Dort stand wie um Trotz ein massiver Schrank aus Stahl und schien jeden zu verhöhnen, der versuchen wollte an seinen Inhalt heran zu kommen.

Bedächtig ging ich auf ihn zu und überlegt mir schon, wie ich ihn wohl öffnen könnte.

So griff ich nach dem massiven Riegel und ruckelte daran herum.

Und siehe da! Der Schrank war offen!

Ungläubig öffnete ich die Tür und konnte es irgendwie nicht ganz fassen.

'Welcher Idiot, leistet sich so ein Ding und verschließt ihn dann nicht mal?!"

Schon wieder kopfschüttelnd begann ich das Innenleben des Tresors unter die Lupe zu nehmen.

Es befanden sich einige Unterlagen, Schriftstücke, Päckchen und ein kleines grünes Buch darin.

'Volltreffer!'

Schnell schnappte ich mir das Buch und ließ es in meine Tasche gleiten.
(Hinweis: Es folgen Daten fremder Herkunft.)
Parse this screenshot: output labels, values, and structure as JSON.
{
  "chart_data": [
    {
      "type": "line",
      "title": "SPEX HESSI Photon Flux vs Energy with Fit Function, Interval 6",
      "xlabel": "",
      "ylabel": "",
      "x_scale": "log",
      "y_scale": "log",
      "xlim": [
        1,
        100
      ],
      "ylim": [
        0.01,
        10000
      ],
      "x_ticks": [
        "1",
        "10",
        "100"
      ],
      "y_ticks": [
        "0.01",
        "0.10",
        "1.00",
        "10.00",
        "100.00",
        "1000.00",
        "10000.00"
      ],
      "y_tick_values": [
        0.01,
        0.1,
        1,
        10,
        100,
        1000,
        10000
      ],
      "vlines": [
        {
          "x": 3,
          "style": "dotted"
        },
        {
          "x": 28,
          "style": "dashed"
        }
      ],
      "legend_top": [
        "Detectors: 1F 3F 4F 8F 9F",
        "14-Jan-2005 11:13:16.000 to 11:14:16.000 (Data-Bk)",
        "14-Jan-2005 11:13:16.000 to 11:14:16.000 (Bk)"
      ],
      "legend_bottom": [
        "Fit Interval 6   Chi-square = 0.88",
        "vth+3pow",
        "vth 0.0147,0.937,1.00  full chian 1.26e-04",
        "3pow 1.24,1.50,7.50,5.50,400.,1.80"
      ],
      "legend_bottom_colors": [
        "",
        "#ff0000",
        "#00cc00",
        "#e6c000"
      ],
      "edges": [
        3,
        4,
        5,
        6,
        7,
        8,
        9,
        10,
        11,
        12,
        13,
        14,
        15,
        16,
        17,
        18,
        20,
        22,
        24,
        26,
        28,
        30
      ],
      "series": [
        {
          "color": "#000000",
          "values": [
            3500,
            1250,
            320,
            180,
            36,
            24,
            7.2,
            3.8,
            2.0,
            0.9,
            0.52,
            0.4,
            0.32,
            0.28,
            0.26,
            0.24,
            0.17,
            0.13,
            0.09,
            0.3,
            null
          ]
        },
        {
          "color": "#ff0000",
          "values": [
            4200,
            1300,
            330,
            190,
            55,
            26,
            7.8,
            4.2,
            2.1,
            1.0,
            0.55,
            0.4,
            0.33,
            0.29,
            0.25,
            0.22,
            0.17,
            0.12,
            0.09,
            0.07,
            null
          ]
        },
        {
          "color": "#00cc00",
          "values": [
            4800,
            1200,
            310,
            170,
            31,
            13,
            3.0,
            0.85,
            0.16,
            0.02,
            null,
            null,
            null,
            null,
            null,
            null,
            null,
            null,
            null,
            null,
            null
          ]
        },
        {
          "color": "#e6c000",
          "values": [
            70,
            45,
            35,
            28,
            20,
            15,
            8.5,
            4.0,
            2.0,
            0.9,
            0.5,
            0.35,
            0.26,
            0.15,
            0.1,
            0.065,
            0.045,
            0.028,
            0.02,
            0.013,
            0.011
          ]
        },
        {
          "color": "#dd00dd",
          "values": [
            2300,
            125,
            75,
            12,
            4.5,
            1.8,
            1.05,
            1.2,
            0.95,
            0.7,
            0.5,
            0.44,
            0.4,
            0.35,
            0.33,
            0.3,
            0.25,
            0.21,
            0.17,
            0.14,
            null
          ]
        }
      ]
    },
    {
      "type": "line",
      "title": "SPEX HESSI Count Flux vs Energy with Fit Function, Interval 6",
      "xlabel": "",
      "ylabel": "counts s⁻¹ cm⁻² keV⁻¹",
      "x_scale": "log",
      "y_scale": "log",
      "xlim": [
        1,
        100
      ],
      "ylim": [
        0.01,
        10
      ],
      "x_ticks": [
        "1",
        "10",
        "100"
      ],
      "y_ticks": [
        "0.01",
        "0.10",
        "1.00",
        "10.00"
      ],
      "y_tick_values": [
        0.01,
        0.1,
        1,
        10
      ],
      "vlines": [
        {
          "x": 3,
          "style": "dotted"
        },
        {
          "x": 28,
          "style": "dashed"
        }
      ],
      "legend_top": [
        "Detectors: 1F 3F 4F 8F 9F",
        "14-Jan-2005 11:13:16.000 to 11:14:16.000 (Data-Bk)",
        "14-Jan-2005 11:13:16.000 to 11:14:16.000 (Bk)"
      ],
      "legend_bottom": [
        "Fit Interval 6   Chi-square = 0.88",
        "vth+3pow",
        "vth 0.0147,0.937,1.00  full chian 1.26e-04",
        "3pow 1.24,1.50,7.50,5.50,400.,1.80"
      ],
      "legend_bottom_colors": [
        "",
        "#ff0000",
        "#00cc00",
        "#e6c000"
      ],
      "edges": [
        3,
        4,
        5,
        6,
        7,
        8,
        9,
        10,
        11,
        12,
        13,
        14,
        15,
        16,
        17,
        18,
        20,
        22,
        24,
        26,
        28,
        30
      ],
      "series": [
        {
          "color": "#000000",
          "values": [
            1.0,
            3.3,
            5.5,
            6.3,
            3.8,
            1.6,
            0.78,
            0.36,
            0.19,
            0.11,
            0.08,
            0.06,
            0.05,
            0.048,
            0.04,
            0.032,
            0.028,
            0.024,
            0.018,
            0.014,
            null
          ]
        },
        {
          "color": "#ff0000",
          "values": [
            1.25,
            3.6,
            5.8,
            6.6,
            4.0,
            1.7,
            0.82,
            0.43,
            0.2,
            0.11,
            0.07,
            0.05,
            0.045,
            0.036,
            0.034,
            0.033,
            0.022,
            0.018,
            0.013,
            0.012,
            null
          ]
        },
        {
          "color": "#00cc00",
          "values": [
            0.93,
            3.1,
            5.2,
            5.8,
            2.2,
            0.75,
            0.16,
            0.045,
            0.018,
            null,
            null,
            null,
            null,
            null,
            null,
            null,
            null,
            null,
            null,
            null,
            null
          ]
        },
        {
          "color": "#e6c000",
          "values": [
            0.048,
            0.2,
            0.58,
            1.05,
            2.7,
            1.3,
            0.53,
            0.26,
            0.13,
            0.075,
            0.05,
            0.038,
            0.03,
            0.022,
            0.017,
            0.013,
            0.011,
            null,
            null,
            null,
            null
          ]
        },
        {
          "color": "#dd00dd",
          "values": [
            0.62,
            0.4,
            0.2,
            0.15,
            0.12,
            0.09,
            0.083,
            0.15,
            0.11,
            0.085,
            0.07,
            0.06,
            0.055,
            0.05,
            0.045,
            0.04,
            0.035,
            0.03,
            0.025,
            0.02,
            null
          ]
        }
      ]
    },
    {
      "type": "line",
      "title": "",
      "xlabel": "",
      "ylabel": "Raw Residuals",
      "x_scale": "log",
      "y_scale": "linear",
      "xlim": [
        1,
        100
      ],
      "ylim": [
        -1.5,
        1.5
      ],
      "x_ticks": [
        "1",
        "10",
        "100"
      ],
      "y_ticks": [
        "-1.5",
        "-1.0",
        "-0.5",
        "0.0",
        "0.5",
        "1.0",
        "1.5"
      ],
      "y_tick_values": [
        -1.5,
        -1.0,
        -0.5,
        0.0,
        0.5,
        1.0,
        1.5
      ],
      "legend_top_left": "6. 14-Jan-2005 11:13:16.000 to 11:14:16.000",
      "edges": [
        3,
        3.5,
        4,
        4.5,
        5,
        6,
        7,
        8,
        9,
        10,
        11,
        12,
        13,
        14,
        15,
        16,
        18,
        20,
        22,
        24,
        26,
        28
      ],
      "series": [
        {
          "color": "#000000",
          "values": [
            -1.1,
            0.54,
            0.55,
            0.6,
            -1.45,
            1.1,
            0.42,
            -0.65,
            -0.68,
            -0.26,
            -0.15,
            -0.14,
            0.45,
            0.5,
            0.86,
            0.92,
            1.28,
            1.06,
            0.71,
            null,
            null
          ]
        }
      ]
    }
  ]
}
'Und jetzt nichts wie weg.'

Abermals als Schatten, glitt ich unter der Tür hindurch und schlich als Katze wieder den Gang entlang.

An dem Fenster angelangt, durch das ich gekommen war, konnte ich schon laute Stimmen von Unten hören.

Mit einem Sprung saß ich auf dem Fenstersims und sah runter.

Dort, am Anfang der Gasse, standen zwei uniformierte Männer, die einen Wolf umzingelt hatten.

Leise sprang ich auf den Holzverschlag und von dort in den Schatten des Nachbargebäudes.

Die Männer hatten mich nicht bemerkt und jetzt konnte ich auch verstehen was sie sagten.

„Was tun sie hier?" fragte der eine, er war groß, schlaksig und hatte ein herrisches Gesicht. Der Andere war eher klein und rundlich und überließ wohl mit Freuden das Reden seinem Kollegen.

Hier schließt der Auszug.